Not only does a good fence frame the yard and add to a home’s roadside charm, but that it also can provide an element of privacy and safety, including noise reduction.
Noise minimization is becoming especially common as for instance more houses tend to be being built on the acreage that is same previously built developments, according to a Census Bureau’s 2018 Characteristics of New Housing data. Neighborhoods are packed tighter as more people flock to city centers to be in good school districts. This means more noise and less privacy, unless a home has a great fence around the perimeter, that is. You might have to be creative to construct a sound that is useful on a property.

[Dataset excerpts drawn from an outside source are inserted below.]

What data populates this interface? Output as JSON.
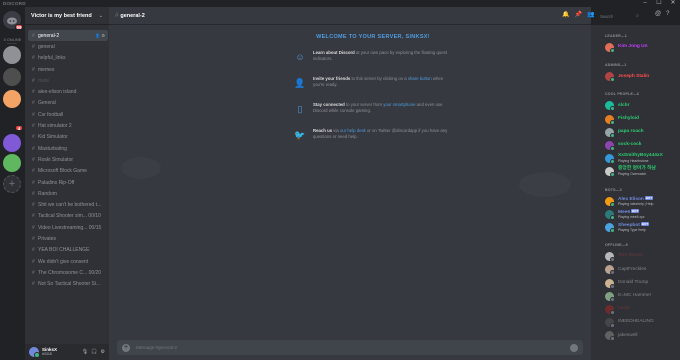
{
  "app": {
    "brand": "DISCORD"
  },
  "window_controls": [
    "–",
    "☐",
    "✕"
  ],
  "guilds": {
    "online_label": "0 ONLINE",
    "home_badge": "99",
    "items": [
      {
        "color": "#8e9297",
        "badge": ""
      },
      {
        "color": "#4e4e4e",
        "badge": ""
      },
      {
        "color": "#f2a365",
        "badge": ""
      },
      {
        "color": "#202225",
        "badge": "4"
      },
      {
        "color": "#7f59d6",
        "badge": ""
      },
      {
        "color": "#5fb75f",
        "badge": ""
      }
    ],
    "add_icon": "+"
  },
  "server": {
    "name": "Victor is my best friend"
  },
  "channels": [
    {
      "name": "general-2",
      "state": "selected"
    },
    {
      "name": "general",
      "state": "normal"
    },
    {
      "name": "helpful_links",
      "state": "normal"
    },
    {
      "name": "memes",
      "state": "normal"
    },
    {
      "name": "mute",
      "state": "muted"
    },
    {
      "name": "alex-elison island",
      "state": "normal"
    },
    {
      "name": "General",
      "state": "normal"
    },
    {
      "name": "Csr football",
      "state": "normal"
    },
    {
      "name": "Hat simulator 2",
      "state": "normal"
    },
    {
      "name": "Kid Simulator",
      "state": "normal"
    },
    {
      "name": "Masturbating",
      "state": "normal"
    },
    {
      "name": "Roski Simulator",
      "state": "normal"
    },
    {
      "name": "Microsoft Block Game",
      "state": "normal"
    },
    {
      "name": "Paladins Rip-Off",
      "state": "normal"
    },
    {
      "name": "Random",
      "state": "normal"
    },
    {
      "name": "Shit we can't be bothered t...",
      "state": "normal"
    },
    {
      "name": "Tactical Shooter sim... 00/10",
      "state": "normal"
    },
    {
      "name": "Video Livestreaming... 00/15",
      "state": "normal"
    },
    {
      "name": "Privates",
      "state": "normal"
    },
    {
      "name": "YEA BOI CHALLENGE",
      "state": "normal"
    },
    {
      "name": "We didn't give consent",
      "state": "normal"
    },
    {
      "name": "The Chromosome C... 00/20",
      "state": "normal"
    },
    {
      "name": "Not So Tactical Shooter Si...",
      "state": "normal"
    }
  ],
  "user": {
    "name": "SinksX",
    "tag": "#0318"
  },
  "chat": {
    "channel": "general-2",
    "welcome_title": "WELCOME TO YOUR SERVER, SINKSX!",
    "tips": [
      {
        "icon": "☺",
        "bold": "Learn about Discord",
        "text": " at your own pace by exploring the floating quest indicators.",
        "link": ""
      },
      {
        "icon": "👤",
        "bold": "Invite your friends",
        "text": " to this server by clicking on a ",
        "link": "share button",
        "after": " when you're ready."
      },
      {
        "icon": "▯",
        "bold": "Stay connected",
        "text": " to your server from ",
        "link": "your smartphone",
        "after": " and even use Discord while console gaming."
      },
      {
        "icon": "🐦",
        "bold": "Reach us",
        "text": " via ",
        "link": "our help desk",
        "after": " or on Twitter @discordapp if you have any questions or need help."
      }
    ],
    "composer_placeholder": "Message #general-2"
  },
  "search": {
    "placeholder": "Search"
  },
  "members": {
    "groups": [
      {
        "title": "LEADER—1",
        "items": [
          {
            "name": "Kim Jong Un",
            "color": "#c13eff",
            "status": "",
            "bot": false,
            "off": false,
            "avatar": "#e06d59"
          }
        ]
      },
      {
        "title": "ADMINS—1",
        "items": [
          {
            "name": "Joseph Stalin",
            "color": "#ff4d4d",
            "status": "",
            "bot": false,
            "off": false,
            "avatar": "#b24343"
          }
        ]
      },
      {
        "title": "COOL PEOPLE—6",
        "items": [
          {
            "name": "slchr",
            "color": "#2ecc71",
            "status": "",
            "bot": false,
            "off": false,
            "avatar": "#1abc9c"
          },
          {
            "name": "Fishyloid",
            "color": "#2ecc71",
            "status": "",
            "bot": false,
            "off": false,
            "avatar": "#e67e22"
          },
          {
            "name": "papa roach",
            "color": "#2ecc71",
            "status": "",
            "bot": false,
            "off": false,
            "avatar": "#95a5a6"
          },
          {
            "name": "sock-cock",
            "color": "#2ecc71",
            "status": "",
            "bot": false,
            "off": false,
            "avatar": "#8e44ad"
          },
          {
            "name": "XxSmithyBoy444xX",
            "color": "#2ecc71",
            "status": "Playing Hearthstone",
            "bot": false,
            "off": false,
            "avatar": "#3498db"
          },
          {
            "name": "중앙한 멍아가 하남",
            "color": "#2ecc71",
            "status": "Playing Overwatch",
            "bot": false,
            "off": false,
            "avatar": "#c9c9c9"
          }
        ]
      },
      {
        "title": "BOTS—3",
        "items": [
          {
            "name": "Alex Elison",
            "color": "#7289da",
            "status": "Playing !alexhelp | Help",
            "bot": true,
            "off": false,
            "avatar": "#f39c12",
            "bot_label": "BOT"
          },
          {
            "name": "Mee6",
            "color": "#7289da",
            "status": "Playing mee6.xyz",
            "bot": true,
            "off": false,
            "avatar": "#2c7a7b",
            "bot_label": "BOT"
          },
          {
            "name": "Sheepbot",
            "color": "#7289da",
            "status": "Playing Type !help",
            "bot": true,
            "off": false,
            "avatar": "#4aa3df",
            "bot_label": "BOT"
          }
        ]
      },
      {
        "title": "OFFLINE—9",
        "items": [
          {
            "name": "Tom Orcum",
            "color": "#b24343",
            "status": "",
            "bot": false,
            "off": true,
            "avatar": "#d0d0d0"
          },
          {
            "name": "CaptFreckles",
            "color": "#dcddde",
            "status": "",
            "bot": false,
            "off": true,
            "avatar": "#d4b5a0"
          },
          {
            "name": "Donald Trump",
            "color": "#dcddde",
            "status": "",
            "bot": false,
            "off": true,
            "avatar": "#e8c9a0"
          },
          {
            "name": "E=MC Hammer",
            "color": "#dcddde",
            "status": "",
            "bot": false,
            "off": true,
            "avatar": "#8fb58f"
          },
          {
            "name": "Lenin",
            "color": "#b24343",
            "status": "",
            "bot": false,
            "off": true,
            "avatar": "#7a2a2a"
          },
          {
            "name": "INEEDHEALING",
            "color": "#dcddde",
            "status": "",
            "bot": false,
            "off": true,
            "avatar": "#4a4a4a"
          },
          {
            "name": "jakeswell",
            "color": "#dcddde",
            "status": "",
            "bot": false,
            "off": true,
            "avatar": "#6a6a6a"
          }
        ]
      }
    ]
  }
}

Here are some factors to consider when recommending fence products:
Material as well as structure
The heavier the fence, the fewer disturbances your will make their way into a yard. Different materials can differently interact with sound, but generally speaking, the more rigid a material, a better it will manage sound. Brick or stone masonry are clearly the about that is“rigid, but can be cumbersome and expensive. Products reinforced with steel or other materials are also a good bet for blocking sound. Once the appear has more layers to go through, the fence materials is less likely to vibrate and amplify the sound waves when they hit it.
However, a fence doesn’t have to be a brick wall become impervious to noise. Materials such as layered wood, vinyl and polymer are also effective at dampening or blocking noise, presuming the fence provides coverage from the ground up and there aren’t any kind of gaps or slats for soundwaves to slide thru. Hedging as well as shrubbery can also help to absorb sounds if planted in front out of the fence inside the yard. Landscaping features with running water, like fountains or constructed waterfalls, can help drown out some noise, too.
A taller fence also blocks more sound, but be sure to always check zoning or HOA regulations for height restrictions prior to recommending a product. Solid sound barriers eight to 12 ft. in height can reduce ambient noise by up to 10 decibels, according to the U.S. Department of Transportation Federal Highway Administration, and will sound like half as much noise.
In most neighborhoods, the loudest sounds come from the road or a nearby highway. In the trick is to build the sound barrier as for instance close to those sources as possible—without violating any codes. The closer the sound barrier is to the source, the sooner the sound waves tend to be absorbed or deflected, depending on a material. In neighborhoods where zoning prevents building too close to the road, recommend a fence as heavy and as tall as allowed, and add some landscaping, such as for instance hedges or trees, to help absorb the noise.
Building an effective sound barrier cann’t mean sacrificing style. If the most classical stone wall will look like an eyesore next to a contemporary home, a steel-reinforced vinyl or polymer that’s molded to look like stone is sleeker and will nevertheless effectively reduce noise. Plus, vinyl is much easier and less expensive to install and maintain during the years. Vinyl fences come in a variety of heights, textures, colors and styles—from classic to traditional to contemporary—to complement all different types of architecture. And if a homeowner wants to maximize or personalize curb appeal, adding accents as well as other design elements—such as spindles, lattices, gates, post caps or solar lights—can liven up the look without forfeiting its practicality.